Thanks Mikirig1 thats the stuff i'm talking about. truck has 140 on her has new trans western plow typical ford rust he's looking for 25 has 2 sets of wheels.has a 5.0 going to look at it weds. I have 2 cjs but need something in case we get a biggy,was usin my neighbor but he likes his buds so you never know if he will be um there. lol Thanks again.


----------



## Glenn Lawn Care (Sep 28, 2009)

If it's a diesel, they are a pain in the a$$ to start in the winter, well my 89 was, but the 4x4 was amazing and it plow like a champ!!


----------



## PabstBlueRibbon (May 11, 2010)

Glenn Lawn Care;1303171 said:


> If it's a diesel, they are a pain in the a$$ to start in the winter, well my 89 was, but the 4x4 was amazing and it plow like a champ!!
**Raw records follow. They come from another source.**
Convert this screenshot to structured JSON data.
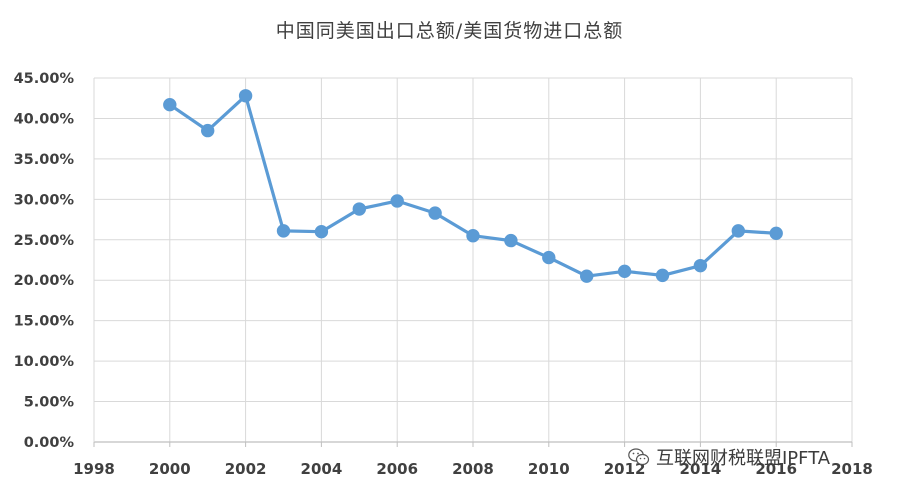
{
  "chart_data": {
    "type": "line",
    "title": "中国同美国出口总额/美国货物进口总额",
    "xlabel": "",
    "ylabel": "",
    "xlim": [
      1998,
      2018
    ],
    "ylim": [
      0,
      45
    ],
    "x_ticks": [
      "1998",
      "2000",
      "2002",
      "2004",
      "2006",
      "2008",
      "2010",
      "2012",
      "2014",
      "2016",
      "2018"
    ],
    "y_ticks": [
      "0.00%",
      "5.00%",
      "10.00%",
      "15.00%",
      "20.00%",
      "25.00%",
      "30.00%",
      "35.00%",
      "40.00%",
      "45.00%"
    ],
    "grid": true,
    "series": [
      {
        "color": "#5b9bd5",
        "x": [
          2000,
          2001,
          2002,
          2003,
          2004,
          2005,
          2006,
          2007,
          2008,
          2009,
          2010,
          2011,
          2012,
          2013,
          2014,
          2015,
          2016
        ],
        "y": [
          41.7,
          38.5,
          42.8,
          26.1,
          26.0,
          28.8,
          29.8,
          28.3,
          25.5,
          24.9,
          22.8,
          20.5,
          21.1,
          20.6,
          21.8,
          26.1,
          25.8
        ]
      }
    ]
  },
  "watermark": {
    "icon": "wechat-icon",
    "text": "互联网财税联盟IPFTA"
  }
}
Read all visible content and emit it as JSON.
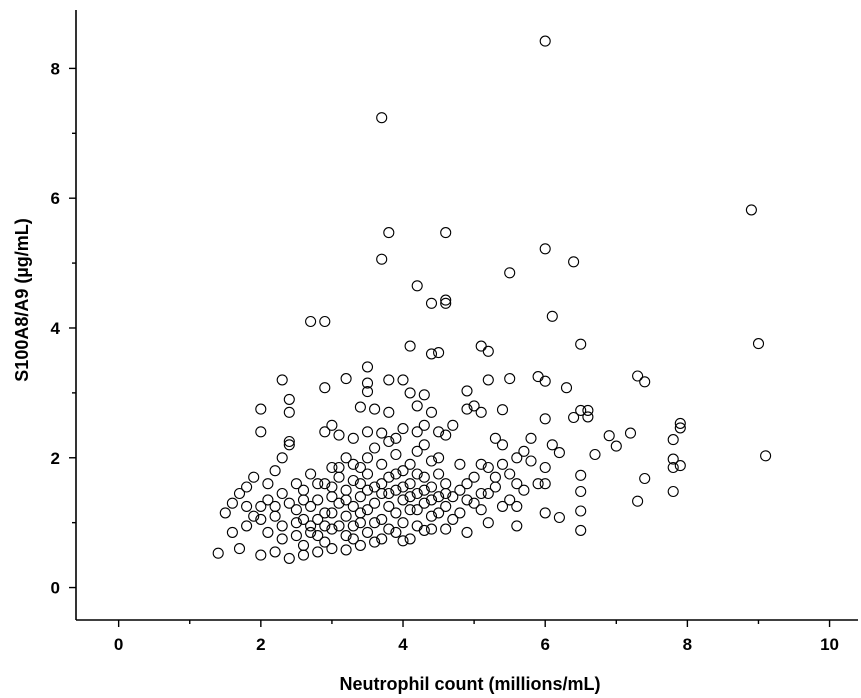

did you plug it in? Did you check to see if the heater actually worked?


----------



## MickiRig1 (Dec 5, 2003)

A diesel with all the glow plugs working will start in very cold conditions. I have owned 2 diesels over the years.. One started when it was -20 degrees. The best part of plugging it in is you have heat right away.


----------



## tjctransport (Nov 22, 2008)

a 302 will be a gas guzzling dog.


----------



## Glenn Lawn Care (Sep 28, 2009)

PabstBlueRibbon;1303383 said:


> did you plug it in? Did you check to see if the heater actually worked?


No, the block heater didn't work, it was kept in a heated garage all winter and still didn't want to start. It was a well maintained truck when I bought it. I only bought it for the plow.


----------



## tjctransport (Nov 22, 2008)

Glenn Lawn Care;1303627 said:


> No, the block heater didn't work, it was kept in a heated garage all winter and still didn't want to start. It was a well maintained truck when I bought it. I only bought it for the plow.


i bet it had aftermarket glow plugs in it. 
with the proper BERU ZD-9 glow plugs, my 88 will fire rite up at 20 below. 
but on the same lines, i know a lot of people that spend more money and put the garbage champion, autolite, wellman, and bosch glow plugs in their trucks and have nothing but problems because the glow plugs burn out within 5-10 starts.


----------



## Glenn Lawn Care (Sep 28, 2009)

The truck was a P.O.S., the tranny was going out, the cab was rusted to out, but it plowed great and the 4x4 was amazing!!!


----------